Describe your thought process and journey to find your unique sound: We’ve always recorded ourselves, and we put a lot of energy into overdubs and mixing. I have no qualms about playing our songs the way they sound before we go to work doing all the studio stuff–we have no interest in using backing tracks or anything like that–but I have been thinking a lot about how to imbue our live sound with the affect of our recordings. Since we’ve only got two guitarists, I started trying to make my guitar sound wider and more diffuse by using two contrasting amps and setting them far apart, on opposite sides of the drums and the bass amp. I liked the idea of my guitar wrapping around the rest of the band the way I would typically have it doubled and panned in a recording. I also like it when our instruments blur into each other, in the sense that they sound like amorphous parts of one organism. Sometimes, when we get it right, Chris will hit the distortion pedal on his bass and it will sound instead like the guitars added a layer of fuzz.

Tell us about your current pedalboard setup: 

I change my pedalboard all the time, but these days I’m using about 8 pedals. I have a Bear Foot Honey Bee overdrive, a Roger Mayer Kuro Kage distortion, a Fairfield Circuitry Unpleasant Surprise fuzz, an MXR delay and an MXR chorus. Those are my main ones.

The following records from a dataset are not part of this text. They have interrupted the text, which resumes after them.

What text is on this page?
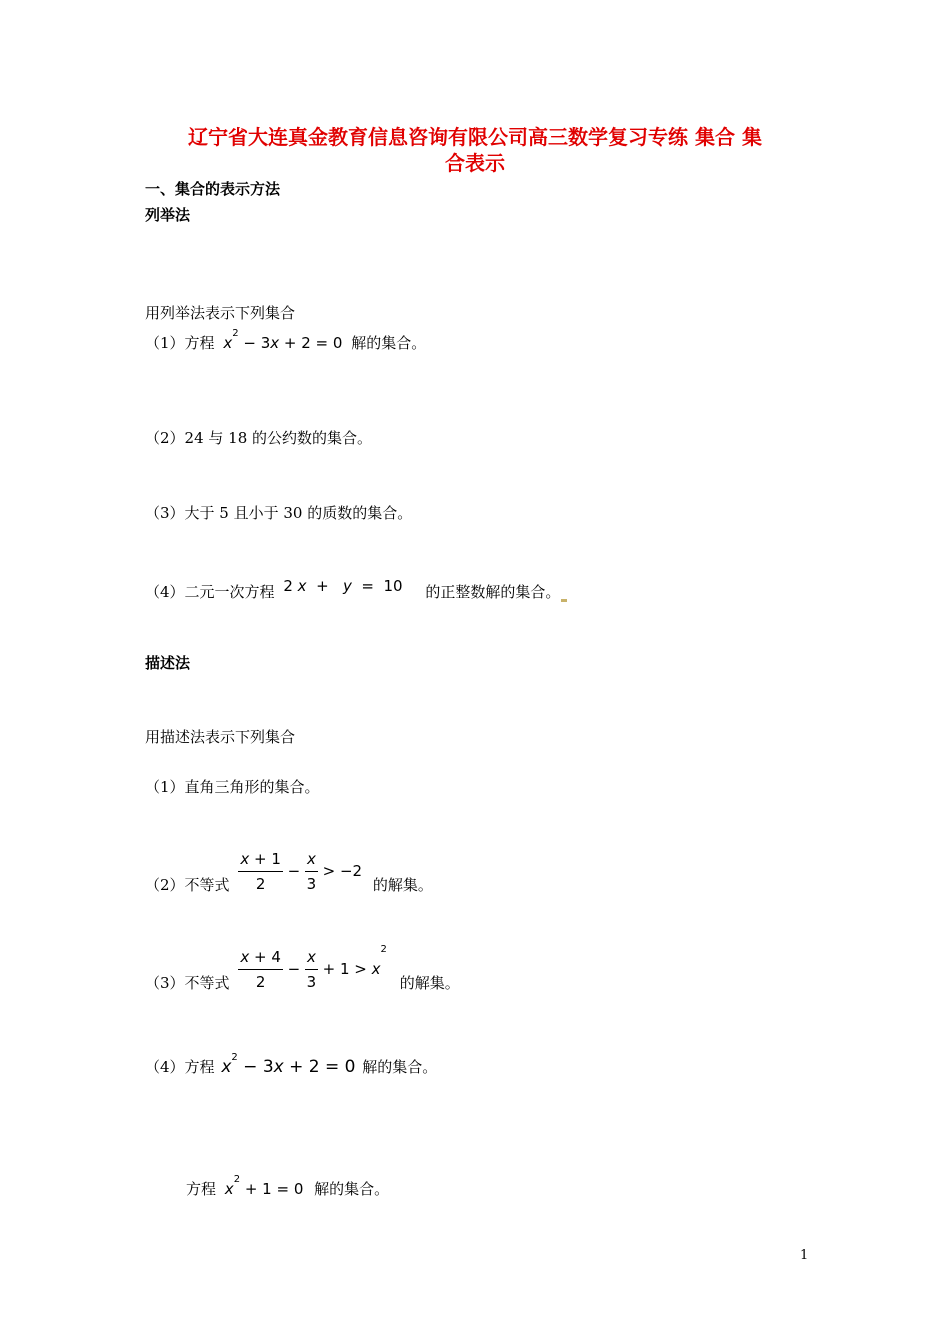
辽宁省大连真金教育信息咨询有限公司高三数学复习专练 集合 集
合表示
一、集合的表示方法
列举法
用列举法表示下列集合
（1）方程 $x^2 - 3x + 2 = 0$ 解的集合。
（2）24 与 18 的公约数的集合。
（3）大于 5 且小于 30 的质数的集合。
（4）二元一次方程 2 x  +   y  =  10 的正整数解的集合。
描述法
用描述法表示下列集合
（1）直角三角形的集合。
（2）不等式 $\frac{x + 1}{2} - \frac{x}{3} > -2$ 的解集。
（3）不等式 $\frac{x + 4}{2} - \frac{x}{3} + 1 > x^2$ 的解集。
（4）方程 $x^2 - 3x + 2 = 0$ 解的集合。
方程 $x^2 + 1 = 0$ 解的集合。
1
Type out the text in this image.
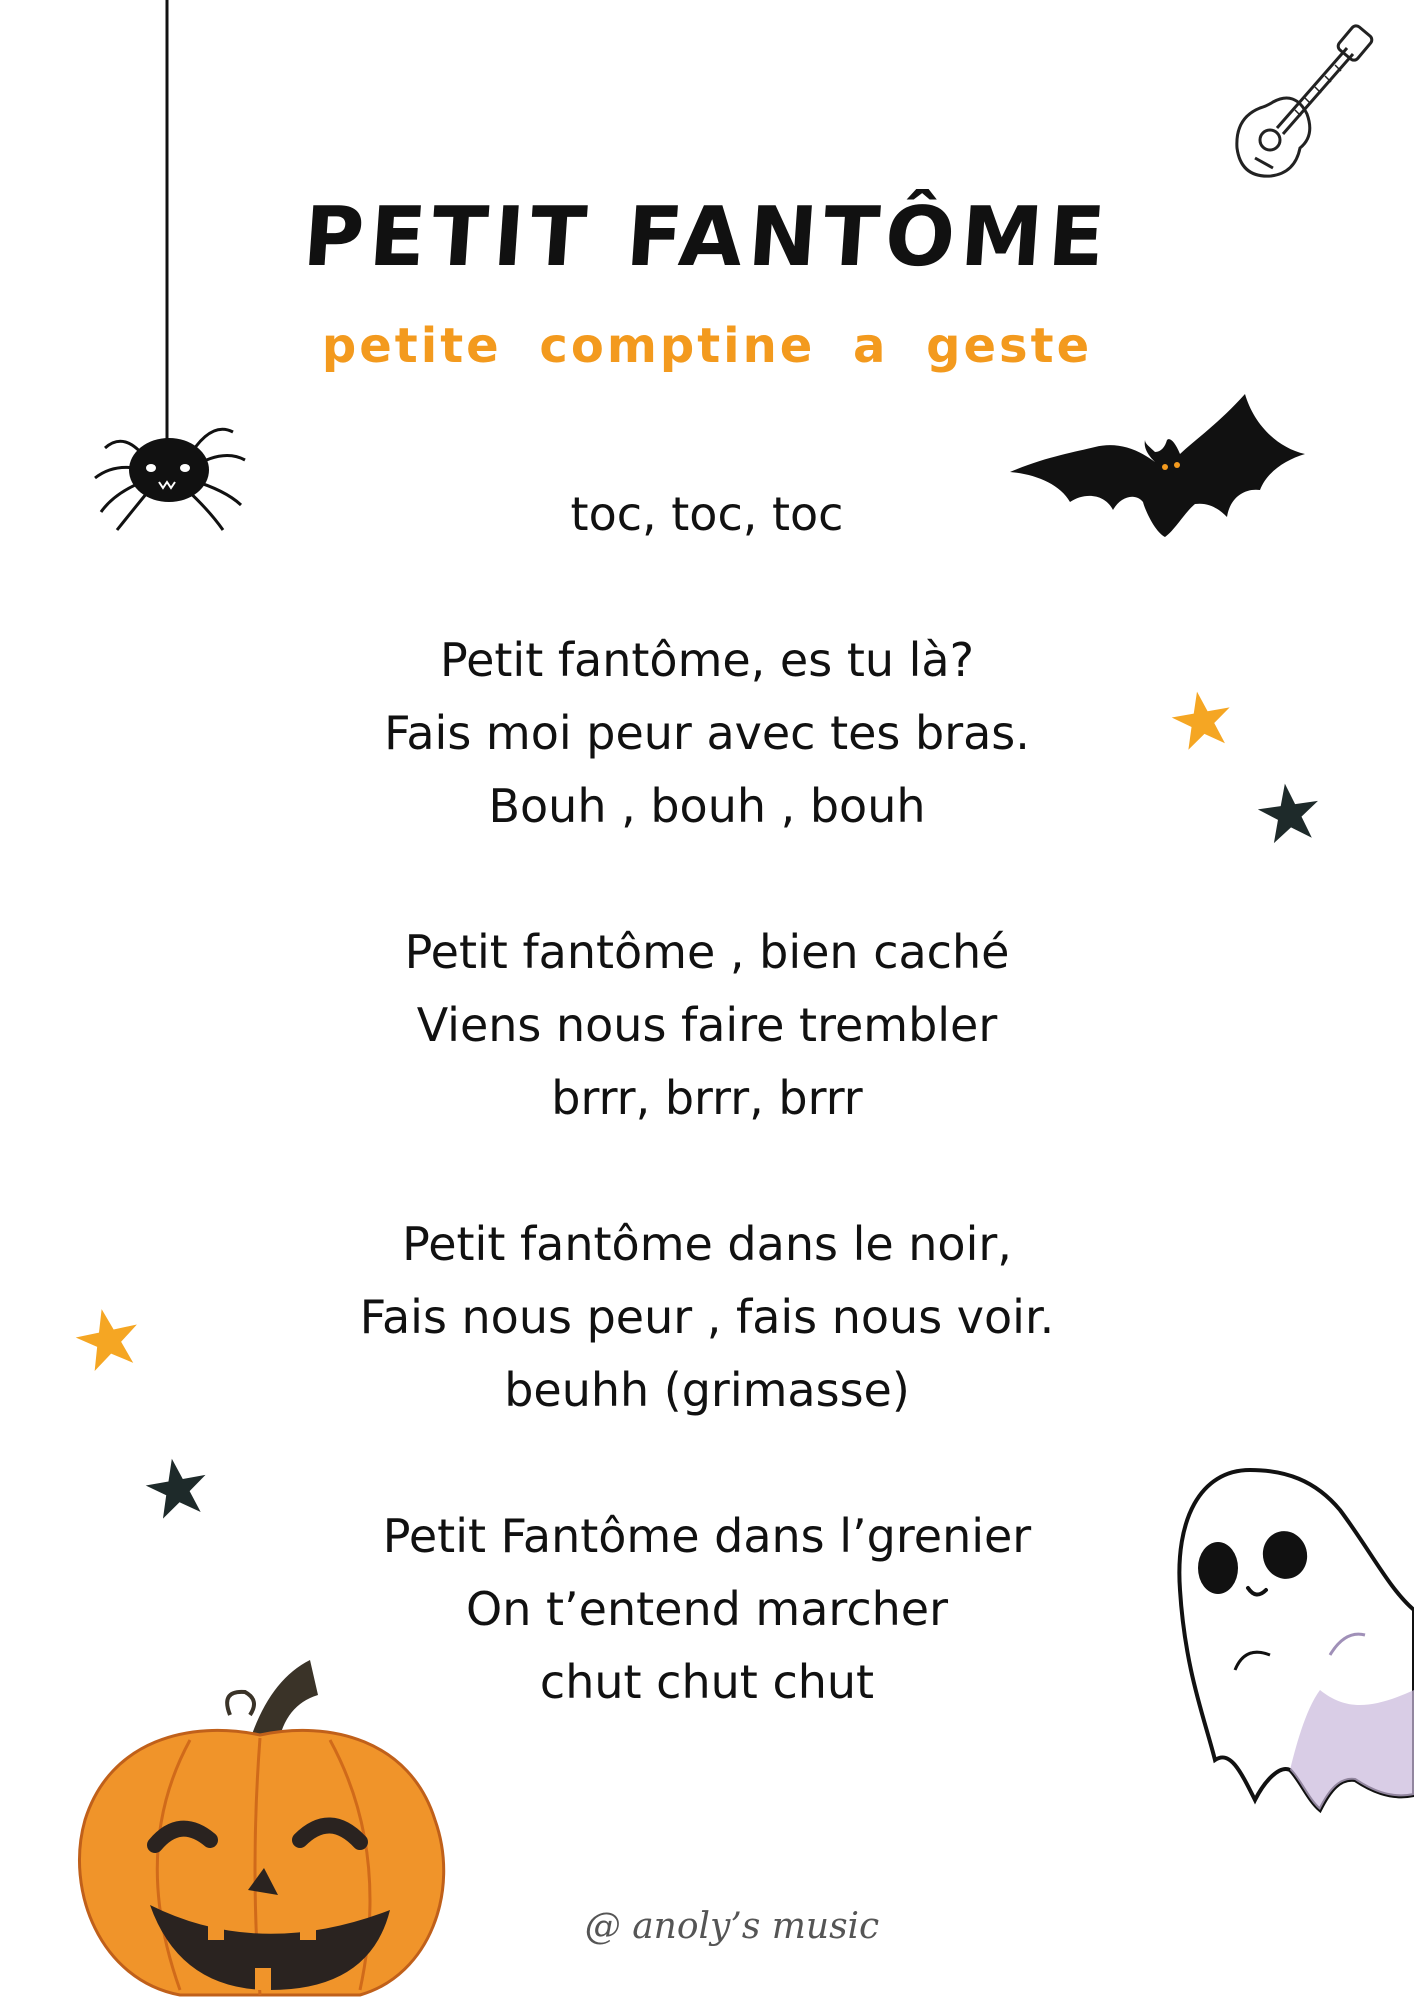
PETIT FANTÔME
petite comptine a geste
toc, toc, toc
Petit fantôme, es tu là?
Fais moi peur avec tes bras.
Bouh , bouh , bouh
Petit fantôme , bien caché
Viens nous faire trembler
brrr, brrr, brrr
Petit fantôme dans le noir,
Fais nous peur , fais nous voir.
beuhh (grimasse)
Petit Fantôme dans l’grenier
On t’entend marcher
chut chut chut
@ anoly’s music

Do you prefer a lot of pedals or a few?

I used to think it was really lame and unnecessary to have a giant pedalboard at a show. I still don’t think it makes you look very cool, but I guess now I’m that person. Oh well. :0

What is your thought process behind your pedalboard and what does it do for your sound? My pedalboard is mostly a bunch of gain stages–overdrives, distortions, boosts–that I try to keep toned down so that almost all of them can be on at the same time without sounding like trash. At some point in the chain I split the signal so that certain pedals only affect one of the two amps. I really like delegating certain effects to one amp or the other. The only reverb I use right now is in my Twin, the cleaner, brighter amp. I keep the Marshall a little louder and more overdriven, and it never has any reverb. 

Is there anything you have gotten rid of that you regret parting with?

I barely ever sell anything. I really should start doing that.

Who/what inspired your current sound? My Bloody Valentine is probably my biggest influence in this band, especially their tremolo style and the kind of compression they use on a lot of their recordings. I never worry about ripping them off. To be honest I go through phases where my main goal is to sound as much like them as possible. It’s pretty hard to pull off.

If you could change one thing about your current set up, what would it be? 

A lot of our recordings use sidechain compression, where the guitars all duck in volume whenever  the kick drum hits. I’ve been trying to think of a way of doing that live that wouldn’t be too annoying to set up before a show, but I’m kinda stumped.

What is your favorite piece of gear that you own?Probably the Fairfield Circuitry Unpleasant Surprise. It’s a super disgusting sounding gated fuzz by this company in Quebec that’s just controllable enough. Whereas with all my other pedals I do my best to keep things kinda tasteful, this thing just completely squashes everything paper thin, like all of my stuff is breaking. 

Most wanted piece of gear that you don’t own yet?

The chase bliss warped vinyl. Or a jazzmaster.